Essia B., une femme de 44 ans qui souffre d'addictions et d'importants troubles psychiatriques, a reconnu avoir mis le feu dans son immeuble du XVIe arrondissement de Paris la nuit du 4 au 5 février 2019, après un différend avec un voisin.

Ni "un geste délirant", ni "un geste impulsif"

Les fumées toxiques et les flammes avaient envahi en quelques minutes les huit étages de cet immeuble ancien en fond de cour, difficile d'accès pour les secours, piégeant de nombreux habitants dans leur appartement.

Essia B. est "la seule auteure de cette terreur qui a emporté dix personnes dans la mort, blessé près de 100 autres personnes et plongé tant de familles dans la douleur.

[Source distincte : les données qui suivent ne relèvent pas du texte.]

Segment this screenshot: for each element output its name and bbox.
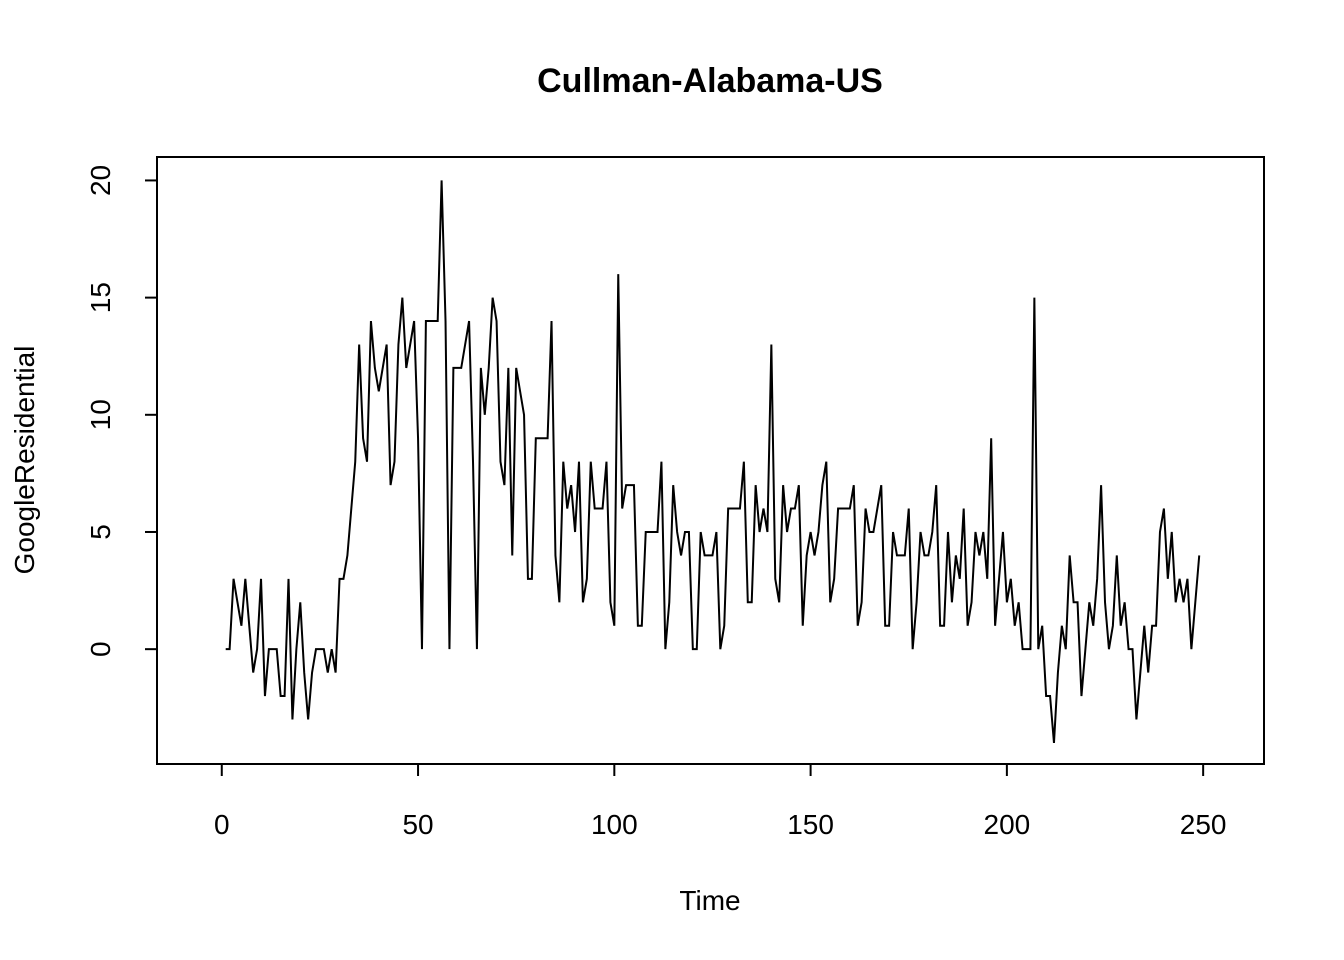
x-tick-label: 250 [1180, 809, 1227, 840]
y-axis-label: GoogleResidential [9, 346, 40, 575]
x-tick-label: 150 [787, 809, 834, 840]
y-tick-label: 20 [85, 165, 116, 196]
x-tick-label: 0 [214, 809, 230, 840]
y-axis: 0 5 10 15 20 [85, 165, 158, 657]
y-tick-label: 5 [85, 524, 116, 540]
plot-frame [156, 156, 1265, 765]
y-tick-label: 10 [85, 399, 116, 430]
x-tick-label: 50 [402, 809, 433, 840]
x-axis: 0 50 100 150 200 250 [214, 763, 1227, 840]
y-tick-label: 0 [85, 641, 116, 657]
x-tick-label: 100 [591, 809, 638, 840]
chart-title: Cullman-Alabama-US [537, 62, 883, 100]
series-group [225, 180, 1201, 743]
x-axis-label: Time [679, 885, 740, 916]
y-tick-label: 15 [85, 282, 116, 313]
series-line [225, 180, 1201, 743]
x-tick-label: 200 [984, 809, 1031, 840]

"Les incendiaires" font partie des criminels "qui troublent le plus gravement l'ordre social", a affirmé l'avocat général en commençant son réquisitoire devant la cour d'assises de Paris, comparant la scène vécue par les victimes cette nuit-là - les cris, l'attente, l'intervention des pompiers et des forces de l'ordre" - à celle d'un "attentat terroriste".

Si Essia B. a bien "une personnalité complexe", sa décision de mettre le feu n'est ni "un geste délirant", ni "un geste impulsif", mais le résultat de "sa colère non maîtrisée et exacerbée par son alcoolisme", a estimé le représentant de l'accusation.

Le verdict attendu jeudi

Incarcérée peu après les faits, Essia B. a effectué l'essentiel de sa détention provisoire dans une unité hospitalière spécialement aménagée (UHSA), une structure dédiée aux détenus nécessitant des soins psychiatriques.

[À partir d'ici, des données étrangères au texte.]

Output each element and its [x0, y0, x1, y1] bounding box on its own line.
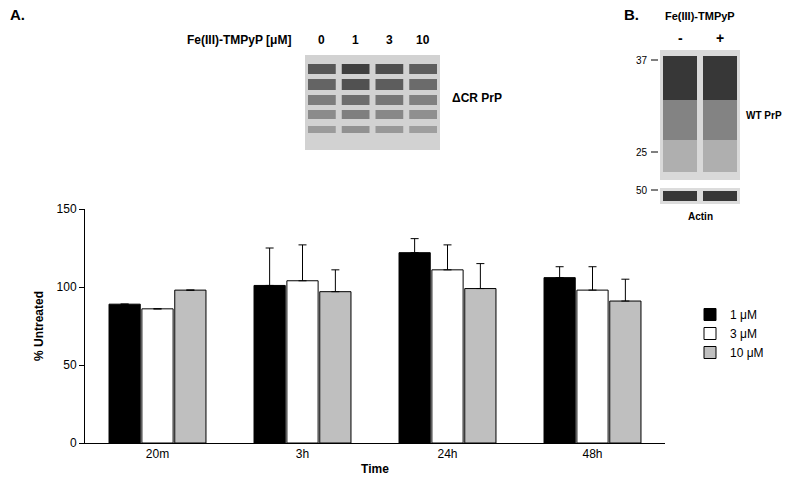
svg-text:10: 10	[416, 33, 430, 47]
svg-text:3h: 3h	[296, 447, 309, 461]
svg-text:0: 0	[318, 33, 325, 47]
svg-text:Time: Time	[361, 462, 389, 476]
svg-text:WT PrP: WT PrP	[746, 110, 782, 121]
svg-text:ΔCR PrP: ΔCR PrP	[452, 91, 502, 105]
svg-text:Actin: Actin	[688, 211, 713, 222]
svg-text:50: 50	[636, 185, 648, 196]
svg-text:B.: B.	[624, 6, 639, 23]
svg-text:48h: 48h	[582, 447, 602, 461]
svg-text:1 μM: 1 μM	[730, 308, 757, 322]
svg-text:3: 3	[386, 33, 393, 47]
svg-text:150: 150	[57, 202, 77, 216]
svg-text:24h: 24h	[437, 447, 457, 461]
svg-text:100: 100	[57, 280, 77, 294]
svg-text:1: 1	[352, 33, 359, 47]
svg-text:25: 25	[636, 147, 648, 158]
svg-text:-: -	[678, 30, 683, 46]
svg-text:50: 50	[63, 358, 77, 372]
svg-text:% Untreated: % Untreated	[32, 291, 46, 361]
svg-text:Fe(III)-TMPyP [μM]: Fe(III)-TMPyP [μM]	[187, 33, 291, 47]
svg-text:3 μM: 3 μM	[730, 327, 757, 341]
svg-text:Fe(III)-TMPyP: Fe(III)-TMPyP	[665, 10, 735, 22]
svg-text:20m: 20m	[146, 447, 169, 461]
svg-text:10 μM: 10 μM	[730, 346, 764, 360]
svg-text:+: +	[716, 30, 724, 46]
svg-text:A.: A.	[10, 6, 25, 23]
svg-text:37: 37	[636, 55, 648, 66]
svg-text:0: 0	[70, 436, 77, 450]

S'exprimant clairement au cours des débats, mais luttant souvent pour ne pas fermer les paupières dans le box, en raison du "lourd traitement" qui lui est prescrit, l'accusée n'a pas réagi à la peine réclamée.

Dans la matinée, les avocats des victimes avaient appelé le jury à "rendre une justice à la hauteur de leurs souffrances" et à protéger la société "de manière durable et efficace" des actes d'Essia B..

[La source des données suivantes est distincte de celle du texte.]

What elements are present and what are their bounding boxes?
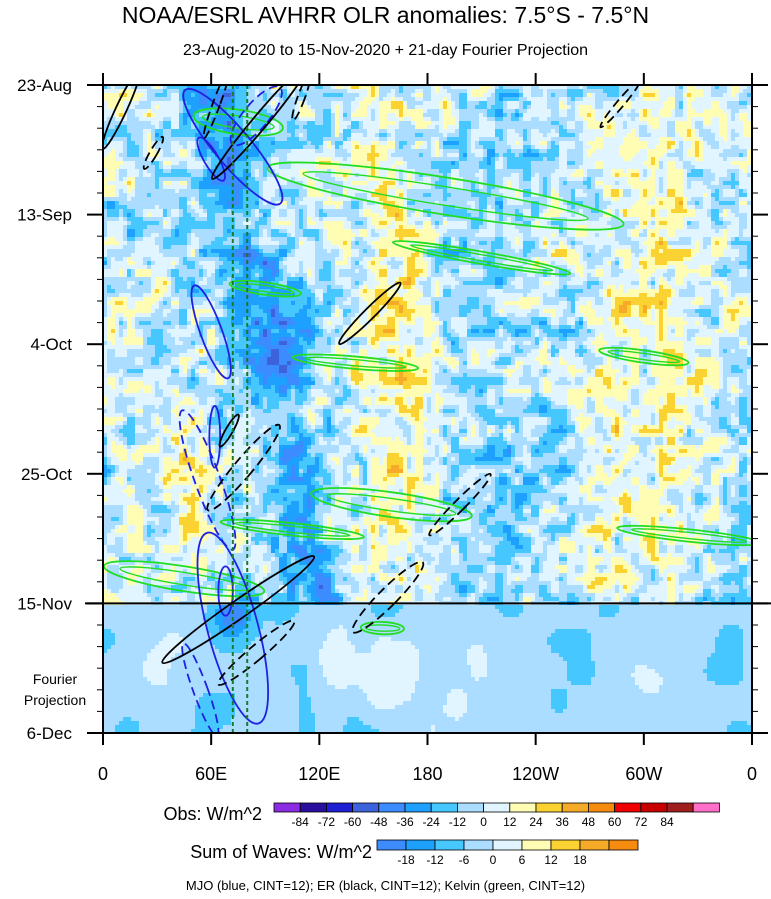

"Cette accusée que l'on infantilise à dessein, pour atténuer sa responsabilité, (...) n'a rien d'une gamine ni d'une folle", a argumenté Julie Duvivier, avocate d'une jeune femme qui vivait au premier étage.

Comme d'autres, elle a demandé au jury de ne pas retenir l'"altération" du jugement d'Essia B., "atteinte de troubles qui l'amèneraient à s'intoxiquer involontairement, 'parce qu'il n'y a que ça qui l'apaise'".

Pour l'avocate, cet état mental, "qu'on voudrait vous présenter comme atténuant", constitue au contraire "un contexte aggravant" qui "mène au geste criminel qu'elle a commis, sous stupéfiants et en état d'ivresse, c'est-à-dire en sachant parfaitement qu'elle deviendrait dangereuse".

Les deux avocats d'Essia B. doivent plaider mercredi après-midi. Le verdict est attendu jeudi.